Understanding Asset Fractionalization through Fractional NFTs (F-NFTs)

Fractional ownership of assets is not a new concept. This idea has been successfully utilized in many industries, from real estate to fashion, and for all kinds of tangible assets, including stocks, designer goods, and luxury assets such as yachts and private jets.

In real estate, fractionalization is often used by trading groups as a way to affordably purchase vacation homes. Unlike timeshares, which only guarantee a certain time period at a property annually, fractional property owners receive a deed representing their share of the home. Fractional owners bear all the benefits and losses that come with property ownership. Co-owners share income, use rights, and access to the common property proportionate to the stake they own. If the resort property increases in total value over a decade, the value of the individual shares will also increase. Naturally, this also means that if the property's value depreciates, so does the value of the shares.

A Fractional NFT is simply a full NFT that has been divided into smaller parts, allowing different individuals to affirm ownership over a portion of the same NFT. Fractionalization of an NFT is achieved by using a smart contract to create a large number of tokens associated with the indivisible original. These token parts give each owner a percentage of the NFT ownership and can be bought, sold, or traded on secondary markets.

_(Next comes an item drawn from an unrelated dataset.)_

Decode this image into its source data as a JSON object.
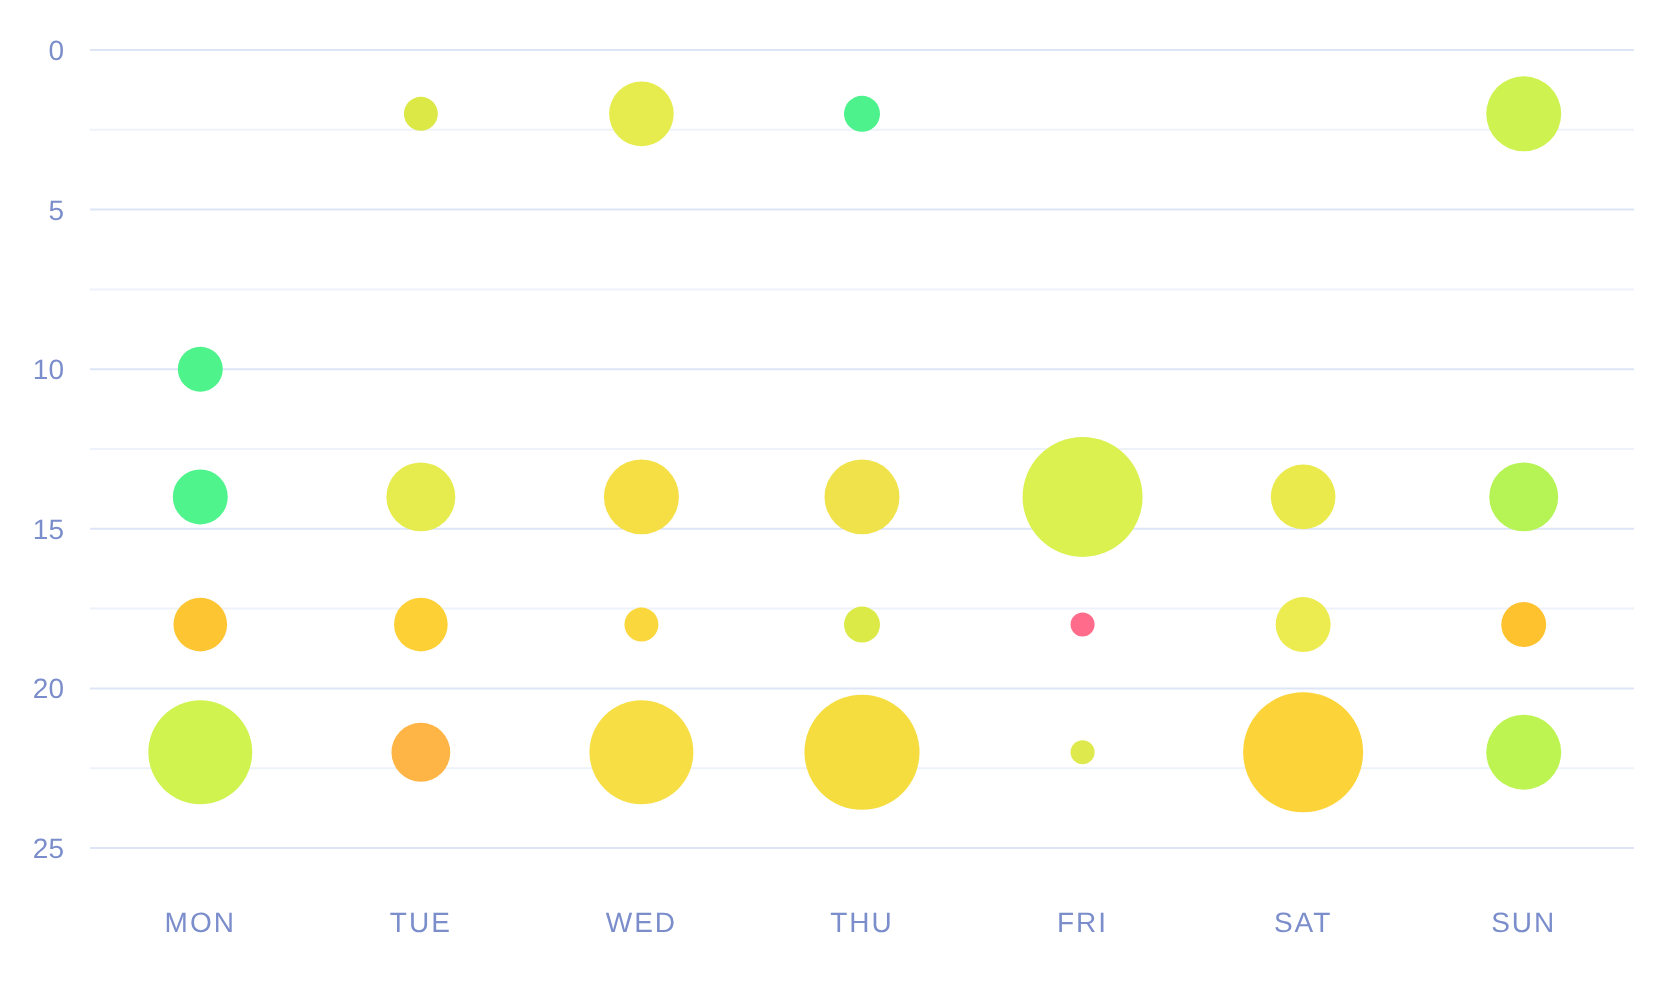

Imagine if we could break down Norwegian artist Edvard Munch's iconic painting "The Scream," which sold for nearly $120 million at Sotheby’s in 2011, into parts. An NFT representing the artwork would be prohibitively expensive, and only a very small number of wealthy investors could bid for it. However, if an NFT of The Scream was divided into 10,000 F-NFT tokens using a smart contract, then owning a piece of the famous artwork would be much more affordable at just $12,000 each, attracting a broader range of buyers with ease.